Le
phénomène perdure depuis des années. En effet, à intervalles réguliers,
des milliers d’individus entassés dans des embarcations de fortune
échouent invariablement sur les côtes libyennes s’ils ne se noient pas
tout simplement quand la pirogue chavire.
On avait fini par être coutumier de ces faits si bien que le sujet était devenu un marronnier pour nous autres, journalistes.
Mais force est de reconnaître que le phénomène prend des proportions
énormes. Jugez-en vous-même : dans la nuit du samedi au dimanche 19
avril, un chalutier qui transportait des migrants a fait naufrage au
large des côtes libyennes ; vingt-huit personnes ont été repêchées, mais
si l’on s’en tient à leurs témoignages, 700 personnes ont dû perdre la
vie dans ce drame.
On croirait que ces contingents de clandestins avaient fait un
regroupement quelque part en vue d’un débarquement en masse en Europe.

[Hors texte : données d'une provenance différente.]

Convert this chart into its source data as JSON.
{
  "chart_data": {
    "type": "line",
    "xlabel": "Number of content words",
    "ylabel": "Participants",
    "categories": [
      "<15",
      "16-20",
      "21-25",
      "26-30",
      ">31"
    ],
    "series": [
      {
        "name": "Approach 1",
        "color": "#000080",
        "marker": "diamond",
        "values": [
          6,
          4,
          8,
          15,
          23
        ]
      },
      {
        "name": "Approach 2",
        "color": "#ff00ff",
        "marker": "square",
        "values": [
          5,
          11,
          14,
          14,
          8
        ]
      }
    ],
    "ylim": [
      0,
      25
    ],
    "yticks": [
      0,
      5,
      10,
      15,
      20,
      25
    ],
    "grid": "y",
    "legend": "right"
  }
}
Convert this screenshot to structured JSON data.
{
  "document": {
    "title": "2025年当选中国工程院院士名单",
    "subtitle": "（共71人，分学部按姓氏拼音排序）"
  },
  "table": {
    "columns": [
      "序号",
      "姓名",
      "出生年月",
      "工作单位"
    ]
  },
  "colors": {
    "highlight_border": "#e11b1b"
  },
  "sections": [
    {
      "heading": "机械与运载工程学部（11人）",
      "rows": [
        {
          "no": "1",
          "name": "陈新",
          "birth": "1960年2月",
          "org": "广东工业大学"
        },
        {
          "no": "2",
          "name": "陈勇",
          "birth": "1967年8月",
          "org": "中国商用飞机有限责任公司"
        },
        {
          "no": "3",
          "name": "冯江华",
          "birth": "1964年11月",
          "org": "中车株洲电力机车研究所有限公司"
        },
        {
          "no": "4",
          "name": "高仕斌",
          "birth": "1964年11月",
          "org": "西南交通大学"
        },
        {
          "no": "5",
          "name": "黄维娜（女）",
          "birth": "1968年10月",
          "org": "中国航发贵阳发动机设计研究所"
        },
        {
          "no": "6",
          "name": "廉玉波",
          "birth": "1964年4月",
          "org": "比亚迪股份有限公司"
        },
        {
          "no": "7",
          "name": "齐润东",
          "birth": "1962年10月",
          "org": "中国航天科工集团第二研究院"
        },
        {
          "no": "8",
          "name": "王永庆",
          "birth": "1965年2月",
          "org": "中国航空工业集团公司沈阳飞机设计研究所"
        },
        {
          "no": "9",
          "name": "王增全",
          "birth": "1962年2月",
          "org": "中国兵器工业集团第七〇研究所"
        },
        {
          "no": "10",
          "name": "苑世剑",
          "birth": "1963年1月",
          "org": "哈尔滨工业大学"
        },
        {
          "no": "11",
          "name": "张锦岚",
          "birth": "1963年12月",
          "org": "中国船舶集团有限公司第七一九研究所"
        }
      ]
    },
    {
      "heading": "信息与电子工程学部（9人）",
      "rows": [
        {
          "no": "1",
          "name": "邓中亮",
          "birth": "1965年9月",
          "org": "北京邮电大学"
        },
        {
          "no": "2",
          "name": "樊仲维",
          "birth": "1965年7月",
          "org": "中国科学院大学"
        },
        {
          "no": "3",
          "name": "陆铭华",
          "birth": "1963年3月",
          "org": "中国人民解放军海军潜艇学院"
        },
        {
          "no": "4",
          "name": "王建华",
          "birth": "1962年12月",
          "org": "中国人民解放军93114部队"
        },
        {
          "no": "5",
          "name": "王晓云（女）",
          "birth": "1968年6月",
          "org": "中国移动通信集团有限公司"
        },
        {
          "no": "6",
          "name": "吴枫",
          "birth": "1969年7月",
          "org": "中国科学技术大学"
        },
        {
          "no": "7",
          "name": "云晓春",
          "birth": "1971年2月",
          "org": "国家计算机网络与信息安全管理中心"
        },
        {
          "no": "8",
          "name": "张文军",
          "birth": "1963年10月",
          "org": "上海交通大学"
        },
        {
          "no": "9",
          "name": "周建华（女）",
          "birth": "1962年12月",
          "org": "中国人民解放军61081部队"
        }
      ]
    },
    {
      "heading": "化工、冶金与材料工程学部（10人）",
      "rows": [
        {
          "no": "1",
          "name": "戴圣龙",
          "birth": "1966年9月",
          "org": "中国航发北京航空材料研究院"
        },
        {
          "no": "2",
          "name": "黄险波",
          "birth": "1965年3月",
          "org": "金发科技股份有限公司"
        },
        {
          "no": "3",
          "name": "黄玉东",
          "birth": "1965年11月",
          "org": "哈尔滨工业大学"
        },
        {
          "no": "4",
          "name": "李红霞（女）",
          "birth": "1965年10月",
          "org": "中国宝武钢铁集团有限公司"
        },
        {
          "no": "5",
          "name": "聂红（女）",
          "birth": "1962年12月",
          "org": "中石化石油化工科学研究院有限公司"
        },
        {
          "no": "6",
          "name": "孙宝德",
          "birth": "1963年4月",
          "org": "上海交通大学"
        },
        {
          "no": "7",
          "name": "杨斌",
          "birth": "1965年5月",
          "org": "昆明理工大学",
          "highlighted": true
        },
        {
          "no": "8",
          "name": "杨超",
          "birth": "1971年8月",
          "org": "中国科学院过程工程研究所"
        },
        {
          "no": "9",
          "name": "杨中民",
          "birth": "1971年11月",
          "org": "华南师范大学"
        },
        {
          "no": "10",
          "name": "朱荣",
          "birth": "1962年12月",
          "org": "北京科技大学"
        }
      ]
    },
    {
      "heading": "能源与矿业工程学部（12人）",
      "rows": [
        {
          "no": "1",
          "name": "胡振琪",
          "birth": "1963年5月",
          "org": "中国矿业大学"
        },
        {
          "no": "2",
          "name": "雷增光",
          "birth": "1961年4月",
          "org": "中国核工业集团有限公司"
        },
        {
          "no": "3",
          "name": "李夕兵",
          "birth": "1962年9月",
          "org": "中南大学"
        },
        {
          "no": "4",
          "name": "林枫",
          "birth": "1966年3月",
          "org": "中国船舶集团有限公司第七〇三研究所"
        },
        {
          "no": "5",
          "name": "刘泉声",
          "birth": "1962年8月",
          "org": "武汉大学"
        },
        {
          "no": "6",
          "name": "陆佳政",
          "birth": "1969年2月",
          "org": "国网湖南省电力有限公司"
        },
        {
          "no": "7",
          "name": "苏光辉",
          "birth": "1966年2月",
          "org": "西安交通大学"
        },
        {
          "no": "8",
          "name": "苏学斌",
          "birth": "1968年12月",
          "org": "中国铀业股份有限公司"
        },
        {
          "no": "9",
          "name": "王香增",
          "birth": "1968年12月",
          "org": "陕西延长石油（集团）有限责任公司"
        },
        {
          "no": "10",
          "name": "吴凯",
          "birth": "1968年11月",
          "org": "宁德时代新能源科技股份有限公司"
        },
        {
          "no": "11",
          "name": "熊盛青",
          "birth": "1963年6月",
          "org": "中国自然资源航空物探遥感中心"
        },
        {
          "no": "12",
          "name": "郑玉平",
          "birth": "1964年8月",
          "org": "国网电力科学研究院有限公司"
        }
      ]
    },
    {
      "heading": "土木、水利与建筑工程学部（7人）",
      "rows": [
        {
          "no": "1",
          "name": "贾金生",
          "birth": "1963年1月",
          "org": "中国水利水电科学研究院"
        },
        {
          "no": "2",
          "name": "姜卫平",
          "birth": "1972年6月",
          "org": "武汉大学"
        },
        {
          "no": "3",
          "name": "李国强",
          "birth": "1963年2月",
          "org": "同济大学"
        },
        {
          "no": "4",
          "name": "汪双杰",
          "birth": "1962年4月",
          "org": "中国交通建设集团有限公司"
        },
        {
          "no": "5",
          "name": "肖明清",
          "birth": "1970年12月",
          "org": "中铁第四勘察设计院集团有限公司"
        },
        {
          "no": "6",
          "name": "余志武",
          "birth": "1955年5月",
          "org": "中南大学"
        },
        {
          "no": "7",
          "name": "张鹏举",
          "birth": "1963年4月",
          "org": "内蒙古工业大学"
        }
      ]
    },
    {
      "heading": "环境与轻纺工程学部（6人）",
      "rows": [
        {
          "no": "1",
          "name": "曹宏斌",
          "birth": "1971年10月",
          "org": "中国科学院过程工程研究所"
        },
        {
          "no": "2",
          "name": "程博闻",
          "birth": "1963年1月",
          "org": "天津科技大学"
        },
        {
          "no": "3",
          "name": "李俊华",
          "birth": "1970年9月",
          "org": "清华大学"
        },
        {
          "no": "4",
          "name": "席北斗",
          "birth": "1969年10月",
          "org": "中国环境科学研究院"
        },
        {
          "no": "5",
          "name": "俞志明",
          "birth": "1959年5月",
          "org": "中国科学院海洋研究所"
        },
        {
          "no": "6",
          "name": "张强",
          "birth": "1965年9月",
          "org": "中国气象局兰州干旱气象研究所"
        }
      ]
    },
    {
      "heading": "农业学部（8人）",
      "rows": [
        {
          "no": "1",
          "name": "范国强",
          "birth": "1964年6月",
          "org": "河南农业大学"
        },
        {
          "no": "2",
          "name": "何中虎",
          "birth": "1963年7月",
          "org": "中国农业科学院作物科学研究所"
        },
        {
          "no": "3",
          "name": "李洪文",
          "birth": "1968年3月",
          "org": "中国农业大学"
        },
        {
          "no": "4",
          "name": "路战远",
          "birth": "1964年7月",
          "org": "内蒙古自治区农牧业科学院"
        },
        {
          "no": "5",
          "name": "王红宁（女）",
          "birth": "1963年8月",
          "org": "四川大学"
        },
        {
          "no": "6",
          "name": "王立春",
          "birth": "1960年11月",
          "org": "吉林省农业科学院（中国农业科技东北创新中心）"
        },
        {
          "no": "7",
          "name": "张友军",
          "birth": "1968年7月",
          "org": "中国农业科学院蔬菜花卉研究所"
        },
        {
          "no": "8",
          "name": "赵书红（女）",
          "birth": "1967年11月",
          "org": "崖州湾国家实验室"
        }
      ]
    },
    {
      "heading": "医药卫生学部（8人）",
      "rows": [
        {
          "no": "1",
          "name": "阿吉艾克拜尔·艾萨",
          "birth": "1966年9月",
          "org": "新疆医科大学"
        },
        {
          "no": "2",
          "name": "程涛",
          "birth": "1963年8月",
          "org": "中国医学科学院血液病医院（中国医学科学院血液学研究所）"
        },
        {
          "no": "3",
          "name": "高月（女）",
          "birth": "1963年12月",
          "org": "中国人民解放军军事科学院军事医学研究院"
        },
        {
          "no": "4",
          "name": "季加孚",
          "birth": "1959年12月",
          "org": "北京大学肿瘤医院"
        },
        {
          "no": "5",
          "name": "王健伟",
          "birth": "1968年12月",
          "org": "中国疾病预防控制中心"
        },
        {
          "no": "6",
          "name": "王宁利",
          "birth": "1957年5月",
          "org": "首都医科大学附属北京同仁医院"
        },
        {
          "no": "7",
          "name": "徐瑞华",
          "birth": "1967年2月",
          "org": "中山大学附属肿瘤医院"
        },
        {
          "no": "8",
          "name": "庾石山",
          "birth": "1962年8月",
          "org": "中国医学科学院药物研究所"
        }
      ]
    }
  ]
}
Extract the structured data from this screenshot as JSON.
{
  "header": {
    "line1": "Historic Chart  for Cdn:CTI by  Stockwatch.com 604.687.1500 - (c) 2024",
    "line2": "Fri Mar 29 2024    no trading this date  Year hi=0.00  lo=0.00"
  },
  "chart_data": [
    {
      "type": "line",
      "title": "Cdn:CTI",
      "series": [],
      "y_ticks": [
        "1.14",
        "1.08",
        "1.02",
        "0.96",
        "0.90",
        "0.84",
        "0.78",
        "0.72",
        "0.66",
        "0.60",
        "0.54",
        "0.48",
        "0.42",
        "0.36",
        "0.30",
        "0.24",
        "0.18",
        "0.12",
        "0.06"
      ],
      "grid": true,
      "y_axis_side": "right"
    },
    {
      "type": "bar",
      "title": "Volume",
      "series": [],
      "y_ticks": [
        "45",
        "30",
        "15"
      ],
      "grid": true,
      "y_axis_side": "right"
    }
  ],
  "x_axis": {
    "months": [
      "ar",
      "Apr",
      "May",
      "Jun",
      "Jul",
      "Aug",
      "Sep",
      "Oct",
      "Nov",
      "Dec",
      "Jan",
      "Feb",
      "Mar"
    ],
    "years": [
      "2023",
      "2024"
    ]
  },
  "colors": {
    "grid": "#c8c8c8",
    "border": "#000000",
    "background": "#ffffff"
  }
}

Fuyant la misère de chez eux, ces enragés de l’aventure sont stoppés,
s’ils ont la chance de survivre, à la frontière des pays où ils sont
indésirables. L’Eldorado dont ils rêvent tant se transforme en véritable
cauchemar si ce n’est en Enfer.
L’Italie, impuissante face à cette vague d’immigration, a pendant
longtemps appelé les autres Etats de l’Europe à une réponse
communautaire.
En vain. Elle continue malheureusement à se battre seule comme un beau
diable pour contenir ce flux de clandestins qui se massent à ses côtes.
Quand on voit les navires dans lequels nos frères s’embarquent pour
cette aventure, on se dit qu’il faut vraiment être dans le désespoir
total pour oser se lancer dans une telle entreprise à l’issue quasi
fatale. Cette détresse humaine est nourrie par des passeurs qui ont créé
une industrie de la misère autour d’un trafic qu’ils exploitent sans le
moindre scrupule.
Certes, la responsabilité de ces interminables hécatombes est à
rechercher au niveau des pays de départ dont la faillite des politiques
pousse les jeunes à aller voir ailleurs. Mais les familles de ces
migrants « s’en fout la mort » sont, dans une certaine mesure,
comptables de la situation.
Si les candidats à la migration suicidaire ont le courage de se jeter
dans ces eaux tumultueuses, c’est parce que leur sort n’intéresse pas
des dirigeants incapables de trouver des solutions aux questions
d’emploi des jeunes, et ce n’est pas le naufrage d’un migrant qui
viendra troubler leur sommeil.
Mais quand les parents eux-mêmes se saignent littéralement pour envoyer
leurs fils risquer leur vie dans un voyage improbable vers un pays de
cocagne où coulent le lait et le miel, on se demande s’il ne valait pas
mieux chercher à faire son trou sur place.
Quel que soit le pays, avec deux ou trois millions, on peut entreprendre
quelque chose et espérer s’en sortir dignement. On connaît les
avantages qu’une famille peut avoir lorsqu’un de ses membres parvient à
passer de l’autre côté de la Méditerranée.
Mais quand on voit la mer se transformer en cimetière, il y a de quoi
réfléchir avant de se lancer corps et âme dans une telle traversée
périlleuse à la recherche d’un improbable mieux-être.